In June, Skeleton Technologies announced it had secured €9.8 million ($10.7 million) in a series B financing from a consortium led by Harju Elekter Group, which owns electrical equipment manufacturing plants in the Nordic-Baltic markets, and UP Invest, one of the largest investment firms in the Baltic region. The financing should allow Skeleton to ramp up the deployment of its graphene ultracapacitors.
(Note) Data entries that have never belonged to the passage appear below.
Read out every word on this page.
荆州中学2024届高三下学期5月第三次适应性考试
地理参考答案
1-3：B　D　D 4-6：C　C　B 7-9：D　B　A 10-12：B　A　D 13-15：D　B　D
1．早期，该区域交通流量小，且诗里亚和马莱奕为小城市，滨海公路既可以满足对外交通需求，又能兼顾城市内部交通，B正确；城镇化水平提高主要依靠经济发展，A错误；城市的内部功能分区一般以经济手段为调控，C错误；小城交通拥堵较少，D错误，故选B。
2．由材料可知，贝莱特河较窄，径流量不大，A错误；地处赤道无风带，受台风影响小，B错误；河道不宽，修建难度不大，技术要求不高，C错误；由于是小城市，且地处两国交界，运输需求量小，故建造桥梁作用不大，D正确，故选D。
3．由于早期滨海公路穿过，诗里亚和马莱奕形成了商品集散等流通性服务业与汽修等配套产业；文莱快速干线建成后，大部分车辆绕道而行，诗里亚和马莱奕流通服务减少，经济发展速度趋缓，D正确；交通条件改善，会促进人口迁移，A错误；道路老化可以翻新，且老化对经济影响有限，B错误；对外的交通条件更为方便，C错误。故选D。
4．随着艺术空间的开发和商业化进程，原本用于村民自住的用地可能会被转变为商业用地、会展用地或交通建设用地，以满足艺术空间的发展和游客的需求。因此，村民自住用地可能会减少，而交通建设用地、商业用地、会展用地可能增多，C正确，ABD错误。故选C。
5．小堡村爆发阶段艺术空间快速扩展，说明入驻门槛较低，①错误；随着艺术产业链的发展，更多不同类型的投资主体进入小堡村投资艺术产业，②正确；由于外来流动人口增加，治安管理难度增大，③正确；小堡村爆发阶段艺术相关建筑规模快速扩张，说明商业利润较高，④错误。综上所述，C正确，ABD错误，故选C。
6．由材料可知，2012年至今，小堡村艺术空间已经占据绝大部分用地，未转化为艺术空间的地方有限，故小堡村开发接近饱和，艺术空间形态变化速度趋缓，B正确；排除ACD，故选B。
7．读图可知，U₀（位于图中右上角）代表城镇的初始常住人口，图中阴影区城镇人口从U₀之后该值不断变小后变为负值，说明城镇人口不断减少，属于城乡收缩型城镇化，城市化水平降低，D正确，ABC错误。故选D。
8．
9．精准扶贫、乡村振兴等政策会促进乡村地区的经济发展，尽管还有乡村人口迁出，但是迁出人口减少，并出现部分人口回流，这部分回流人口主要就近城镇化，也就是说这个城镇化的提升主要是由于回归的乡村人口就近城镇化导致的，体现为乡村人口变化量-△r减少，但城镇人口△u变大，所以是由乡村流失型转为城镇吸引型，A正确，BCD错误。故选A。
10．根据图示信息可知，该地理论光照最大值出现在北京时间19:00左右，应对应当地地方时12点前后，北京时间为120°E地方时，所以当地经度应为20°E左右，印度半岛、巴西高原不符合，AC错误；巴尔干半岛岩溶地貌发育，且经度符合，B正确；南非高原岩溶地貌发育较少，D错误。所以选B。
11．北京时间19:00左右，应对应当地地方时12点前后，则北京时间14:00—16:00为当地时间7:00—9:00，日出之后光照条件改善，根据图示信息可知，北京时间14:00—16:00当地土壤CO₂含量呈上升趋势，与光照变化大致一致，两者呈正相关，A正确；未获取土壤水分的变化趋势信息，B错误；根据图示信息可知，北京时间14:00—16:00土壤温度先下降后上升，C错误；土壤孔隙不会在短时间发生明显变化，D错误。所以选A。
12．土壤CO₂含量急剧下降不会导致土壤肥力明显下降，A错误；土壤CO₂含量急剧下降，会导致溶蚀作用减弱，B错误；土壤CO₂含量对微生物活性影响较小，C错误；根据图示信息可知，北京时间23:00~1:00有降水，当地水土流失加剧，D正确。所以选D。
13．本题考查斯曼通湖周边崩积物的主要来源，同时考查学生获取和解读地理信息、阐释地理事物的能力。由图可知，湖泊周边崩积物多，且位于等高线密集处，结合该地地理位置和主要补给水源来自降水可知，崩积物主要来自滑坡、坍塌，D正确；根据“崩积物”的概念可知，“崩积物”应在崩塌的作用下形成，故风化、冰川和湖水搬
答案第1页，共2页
Andrus Allikmäe, chief executive of the said: “We are convinced that ultracapacitor-based solutions will increasingly be used in electrotechnical and manufacturing automation applications for energy storage, control and high-power fast switching. Our participation in this field gives us the ability to cooperate in potential future applications and also creates a synergy in participating in the development of ultracapacitor modules.”

Skeleton is already working on incorporating ultracapacitors into smart grids and is involved in the EU funded Artemis Joint Undertaking Project. As part of this ultracaps are being installed at the electricity grid company NTE in Norway.

Skeleton is headquartered in Tallinn, Estonia where it conducts research and development as well as pilot production. It has opened up a plant in Saxony, Germany, where it has plans for mass manufacturing.

Skeleton Technologies raised €3.9 million in July 2014 in a Series A financing.